If you’re wondering where winter’s been, it’s here.
From blowing winds to snow, to slush, to a deep freeze starting early next week, you should be prepared for almost everything.
Environment Canada meteorologist, Doug Lundquist, said depending on where you are today, we’ll be seeing snow, or cold rain.
“There’s snow mixed with rain, even at sea level, and just over higher terrain, you don’t probably have to go up more than 100 or 200 metres and get inland from the water and it’s mostly snow right now,” he said.
Campbell River, Courtenay, and Powell River were under snow and wind warnings this morning, while Port Hardy is under a wind warning.
The snowfall warning has since ended.
Southeast winds of 60 to 80 km/h developed morning over the Southern Gulf Islands, the north and central sections of East Vancouver Island, Sunshine Coast, as well as Greater Victoria near Haro Strait.
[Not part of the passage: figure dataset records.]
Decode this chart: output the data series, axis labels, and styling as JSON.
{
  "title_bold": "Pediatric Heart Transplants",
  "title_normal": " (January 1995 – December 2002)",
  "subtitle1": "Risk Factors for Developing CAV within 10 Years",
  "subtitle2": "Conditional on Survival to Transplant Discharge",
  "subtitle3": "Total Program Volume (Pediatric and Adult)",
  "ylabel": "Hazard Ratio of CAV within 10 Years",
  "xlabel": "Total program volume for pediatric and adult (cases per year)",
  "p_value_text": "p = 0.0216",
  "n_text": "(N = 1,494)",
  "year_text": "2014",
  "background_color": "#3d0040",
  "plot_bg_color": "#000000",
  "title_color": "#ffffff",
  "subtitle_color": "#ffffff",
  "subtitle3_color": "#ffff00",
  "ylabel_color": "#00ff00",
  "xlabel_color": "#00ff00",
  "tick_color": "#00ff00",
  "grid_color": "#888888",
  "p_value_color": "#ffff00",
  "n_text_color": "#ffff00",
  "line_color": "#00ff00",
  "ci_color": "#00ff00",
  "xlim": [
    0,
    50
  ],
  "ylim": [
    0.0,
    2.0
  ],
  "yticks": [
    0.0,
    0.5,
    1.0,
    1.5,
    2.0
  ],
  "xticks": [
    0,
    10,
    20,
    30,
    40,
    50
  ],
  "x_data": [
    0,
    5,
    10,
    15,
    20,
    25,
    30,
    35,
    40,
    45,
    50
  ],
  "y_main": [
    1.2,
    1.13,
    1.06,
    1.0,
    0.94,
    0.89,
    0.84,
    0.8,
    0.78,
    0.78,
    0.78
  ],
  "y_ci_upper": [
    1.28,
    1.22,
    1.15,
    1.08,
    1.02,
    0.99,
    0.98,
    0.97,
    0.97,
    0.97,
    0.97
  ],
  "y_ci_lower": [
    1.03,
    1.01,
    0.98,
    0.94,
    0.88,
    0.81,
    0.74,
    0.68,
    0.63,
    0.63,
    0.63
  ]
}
The winds are expected to ease near noon as the front exits the region.
As for the snow, it’s expected to transition to rain by mid-to-late morning at the lowest elevation.
But over higher terrain, it’ll likely remain mixed rain and snow throughout the day.
This pattern is going to stick around, before an Arctic front moves in early next week.
It’ll bring with it frigid weather by our standards, with highs between minus-one and minus-six, according to Environment Canada’s long-range forecast.
“By Monday night into Tuesday, we could see overnight lows into the minus-eight degree range,” Lundquist said.
Brace yourself, because snow is also back in the forecast next week.
Lundquist said the white stuff is “almost a certainty.”
“We’ll get minus-eight, maybe (minus)-10 there on Monday in some of the areas further north, and then what’s going to happen probably more Tuesday night into Wednesday from Campbell River south, and as early as Monday in Port Hardy, a new system (is) coming in,” Lundquist said. “And because it’s going to try to warm, that’s usually when we get our big snows, even at sea level, even on Vancouver Island.”
Lundquist said this is typical mid-winter conditions.
“We couldn’t be more into the middle of winter,” he said. “So we have this collision of warmer air coming from the west, and the Arctic air coming from the north. So what happens is, this Pacific air is just cold enough right now that (it’s) able to snow, even close to sea level, it’s just cold and unstable.
“But once the Arctic air which originates in the Yukon and Northwest Territories moves out from the Interior over us, then we get that really cold, frosty night, and then when it tries to warm up again it’s that Pacific air again colliding with the Arctic air.”
He said that’s likely what’s going to happen next Tuesday and Wednesday.
And while the forecast calls for frigid weather next week, it’s not likely going to break any records, Lundquist said: “The record lows this time of year in the minus-eight to minus-18 degree range, maybe even some touching (minus-)20 some days later this month.”
He added that the only chance of breaking any cold records in the region is on the “weak” record-breaking days.
Lundquist said there is no relief in sight.
“It’s so far away right now, and the computer models are giving me different scenarios,” he said. “Some of them are a bit warmer than others but even the one that’s a bit warmer isn’t really warm enough to get us right back to average so it could take longer.”
He said the reliability of the forecast beyond five days is “somewhat suspect.”